The filing, submitted to Companies House, shows how TikTok has invested heavily in scaling up its European business as it looks to take on rivals like Facebook, Instagram, YouTube, and Snap.

Losses at the Chinese-owned firm soared from $118.7 million in 2019 to $644.3 million in 2020.

Staff have been one of TikTok’s biggest expenses. The company’s headcount in Europe rose by over 1,000 people last year, going from 208 in 2019 to 1,294 in 2020. TikTok did not immediately respond when CNBC asked how many staff it has elsewhere in the world. But in July the firm said it wanted to increase its U.S. workforce from 1,400 to 10,000.

Beyond staff, TikTok also spent $344.9 million on selling and marketing expenses in 2020, up from $110.3 million in 2019, according to the filing.

TikTok’s popularity has boomed in the last three years and last week it announced that it has 1 billion monthly active users on its platform, up 45% on July 2020.

TikTok said it had about 55 million global users by Jan. 2018. That number grew to more than 271 million by Dec. 2018 and 507 million by Dec. 2019. The company reported nearly 700 million monthly active users last summer.

But TikTok is aware that the growth may not last forever. The company, which is owned by China’s ByteDance, noted under a “business risk” section that it “faces competition from internet companies that operate content-based social platforms.” Indeed, Facebook and Snap are among TikTok’s biggest competitors and they’re all fighting for advertising dollars.

The size of these social media companies has led them to come under increasing levels of scrutiny from regulators in recent years. Under a “compliance risk” section of the filing, TikTok noted that it is “subject to a range of new and existing laws in a regulatory landscape that can change.”

The company has faced a number of setbacks, including a possible U.S. ban after the former Trump administration deemed its data storage and security a national security risk.

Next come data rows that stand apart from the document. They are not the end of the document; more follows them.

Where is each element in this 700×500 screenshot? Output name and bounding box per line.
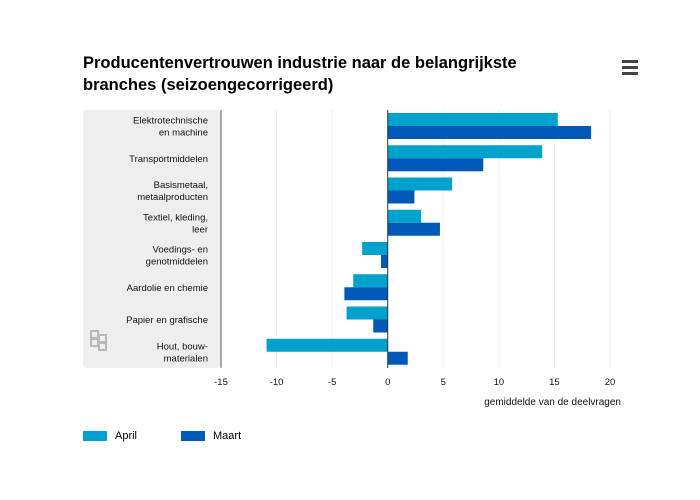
bar-maart xyxy=(387,222,440,236)
legend-item-april[interactable]: April xyxy=(83,430,137,442)
x-tick-label: 10 xyxy=(494,377,505,388)
bar-april xyxy=(387,209,422,223)
cbs-logo-icon xyxy=(90,330,107,351)
category-panel xyxy=(83,110,221,368)
category-label: Hout, bouw- xyxy=(157,341,208,352)
category-label: Voedings- en xyxy=(153,245,208,256)
category-label: leer xyxy=(192,224,208,235)
legend-label: April xyxy=(115,430,138,442)
legend-label: Maart xyxy=(213,430,242,442)
category-label: materialen xyxy=(164,353,208,364)
category-label: Aardolie en chemie xyxy=(127,283,208,294)
bar-april xyxy=(387,145,543,159)
category-label: Papier en grafische xyxy=(126,315,208,326)
bar-maart xyxy=(381,255,388,268)
bar-april xyxy=(266,338,388,352)
x-tick-label: 20 xyxy=(605,377,616,388)
x-tick-label: 5 xyxy=(441,377,446,388)
chart-title: Producentenvertrouwen industrie naar de … xyxy=(83,54,517,94)
bar-april xyxy=(346,306,388,320)
bar-april xyxy=(353,274,388,288)
bar-april xyxy=(387,177,453,191)
x-tick-label: 15 xyxy=(549,377,560,388)
category-label: Elektrotechnische xyxy=(133,116,208,127)
hamburger-menu-icon[interactable] xyxy=(622,60,640,76)
legend-item-maart[interactable]: Maart xyxy=(181,430,241,442)
category-label: Transportmiddelen xyxy=(129,154,208,165)
category-label: en machine xyxy=(159,128,208,139)
x-tick-label: -5 xyxy=(328,377,336,388)
legend-swatch xyxy=(83,431,107,441)
category-label: Basismetaal, xyxy=(154,180,208,191)
category-label: genotmiddelen xyxy=(146,257,208,268)
category-label: Textiel, kleding, xyxy=(143,212,208,223)
bar-april xyxy=(362,242,388,255)
category-label: metaalproducten xyxy=(137,192,208,203)
bar-maart xyxy=(387,126,592,139)
legend-swatch xyxy=(181,431,206,441)
x-tick-label: -10 xyxy=(270,377,284,388)
legend: April Maart xyxy=(83,430,241,442)
x-tick-label: 0 xyxy=(385,377,390,388)
bar-maart xyxy=(387,158,484,172)
bar-maart xyxy=(387,351,408,365)
bar-maart xyxy=(373,319,388,333)
x-tick-label: -15 xyxy=(214,377,228,388)
bar-april xyxy=(387,113,558,126)
bar-maart xyxy=(387,190,415,204)
x-axis-label: gemiddelde van de deelvragen xyxy=(484,397,621,408)
bar-maart xyxy=(344,287,388,301)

TikTok was to be sold to an American company if it wanted to keep operating widely, with Oracle later being named as its “trusted technology provider.”

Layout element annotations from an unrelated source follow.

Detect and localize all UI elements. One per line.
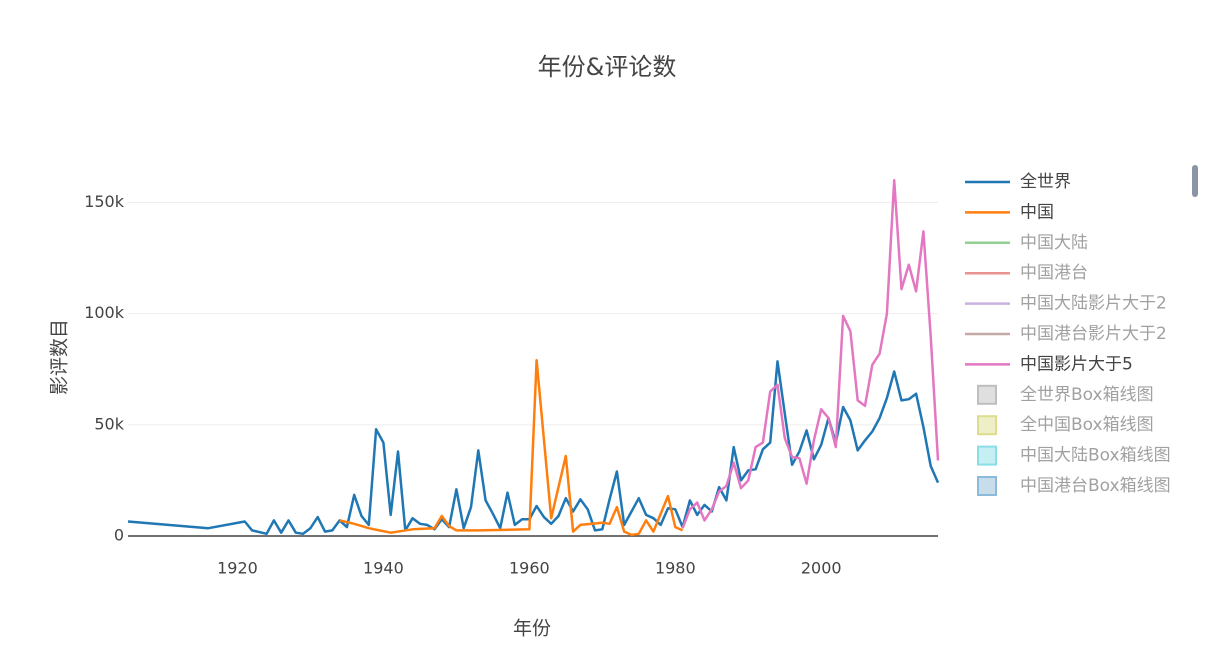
legend-swatch bbox=[977, 445, 997, 466]
legend-label: 中国 bbox=[1020, 202, 1054, 222]
legend-label: 全中国Box箱线图 bbox=[1020, 415, 1154, 435]
legend-label: 中国大陆 bbox=[1020, 233, 1088, 253]
legend-label: 中国影片大于5 bbox=[1020, 354, 1133, 374]
legend-label: 中国港台 bbox=[1020, 263, 1088, 283]
series-line bbox=[127, 360, 940, 536]
y-tick-label: 0 bbox=[114, 526, 124, 545]
legend-label: 中国港台Box箱线图 bbox=[1020, 476, 1171, 496]
x-tick-label: 1920 bbox=[217, 559, 258, 578]
y-tick-label: 150k bbox=[84, 192, 125, 211]
legend-item[interactable]: 中国港台 bbox=[965, 263, 1088, 283]
legend-item[interactable]: 中国影片大于5 bbox=[965, 354, 1133, 374]
legend-item[interactable]: 中国 bbox=[965, 202, 1054, 222]
legend-item[interactable]: 中国大陆影片大于2 bbox=[965, 294, 1167, 314]
x-tick-label: 1960 bbox=[509, 559, 550, 578]
x-axis-title: 年份 bbox=[513, 618, 551, 640]
legend-swatch bbox=[977, 415, 997, 436]
legend-swatch bbox=[977, 384, 997, 405]
legend-label: 中国大陆Box箱线图 bbox=[1020, 446, 1171, 466]
legend-swatch bbox=[977, 476, 997, 496]
legend-item[interactable]: 全世界Box箱线图 bbox=[977, 384, 1154, 405]
legend-item[interactable]: 中国大陆 bbox=[965, 233, 1088, 253]
y-tick-label: 100k bbox=[84, 303, 125, 322]
chart-title: 年份&评论数 bbox=[538, 53, 677, 81]
legend-label: 全世界 bbox=[1020, 172, 1071, 192]
legend-item[interactable]: 中国大陆Box箱线图 bbox=[977, 445, 1171, 466]
y-tick-label: 50k bbox=[94, 414, 124, 433]
series-line bbox=[339, 359, 684, 537]
x-tick-label: 1940 bbox=[363, 559, 404, 578]
legend-item[interactable]: 全中国Box箱线图 bbox=[977, 415, 1154, 436]
legend-item[interactable]: 全世界 bbox=[965, 172, 1071, 192]
legend-label: 全世界Box箱线图 bbox=[1020, 385, 1154, 405]
legend-item[interactable]: 中国港台Box箱线图 bbox=[977, 476, 1171, 496]
series-line bbox=[681, 178, 940, 529]
y-axis-title: 影评数目 bbox=[49, 319, 71, 395]
legend-item[interactable]: 中国港台影片大于2 bbox=[965, 324, 1167, 344]
legend-label: 中国大陆影片大于2 bbox=[1020, 294, 1167, 314]
legend-scrollbar[interactable] bbox=[1192, 165, 1198, 197]
x-tick-label: 2000 bbox=[801, 559, 842, 578]
legend-label: 中国港台影片大于2 bbox=[1020, 324, 1167, 344]
x-tick-label: 1980 bbox=[655, 559, 696, 578]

However, President Joe Biden’s ascension to the White House allowed the company to continue operating as normal. In February, The Wall Street Journal reported that the Oracle deal had been “shelved indefinitely.” Biden this summer also signed an executive order that sets criteria for the government to evaluate the risk of apps connected to foreign adversaries.

Culture concerns

The dramatic increase in TikTok’s European headcount comes even though some people have been turning down jobs at the video-sharing company over fears that it has a so-called 996 culture.

The 996 culture is practiced by some companies in China. The name is derived from the employees’ requirement of working from 9 a.m. to 9 p.m. for six days in a week, which works out at 72 hours per week. Meanwhile, the norm in the U.S. and the U.K. is around 40 hours per week, although many workers go over this. It’s illegal to work more than 48 hours per week in the U.K. on average. TikTok denied that such a culture exists.

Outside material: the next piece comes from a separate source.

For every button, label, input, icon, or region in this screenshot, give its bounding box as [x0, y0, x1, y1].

“Like any fast-growing start up, employees work hard at TikTok and some functions occasionally have emergency off-hours work, but we absolutely do not have ‘996′ policies,” a spokesperson told CNBC in May.

They added: “Teams like user support or safety, whose work requires round the clock coverage, stagger on-call hours to arrange continuous service for our customers. As our employees continue to scale, requests that fall outside of working hours are the exception rather than the norm.”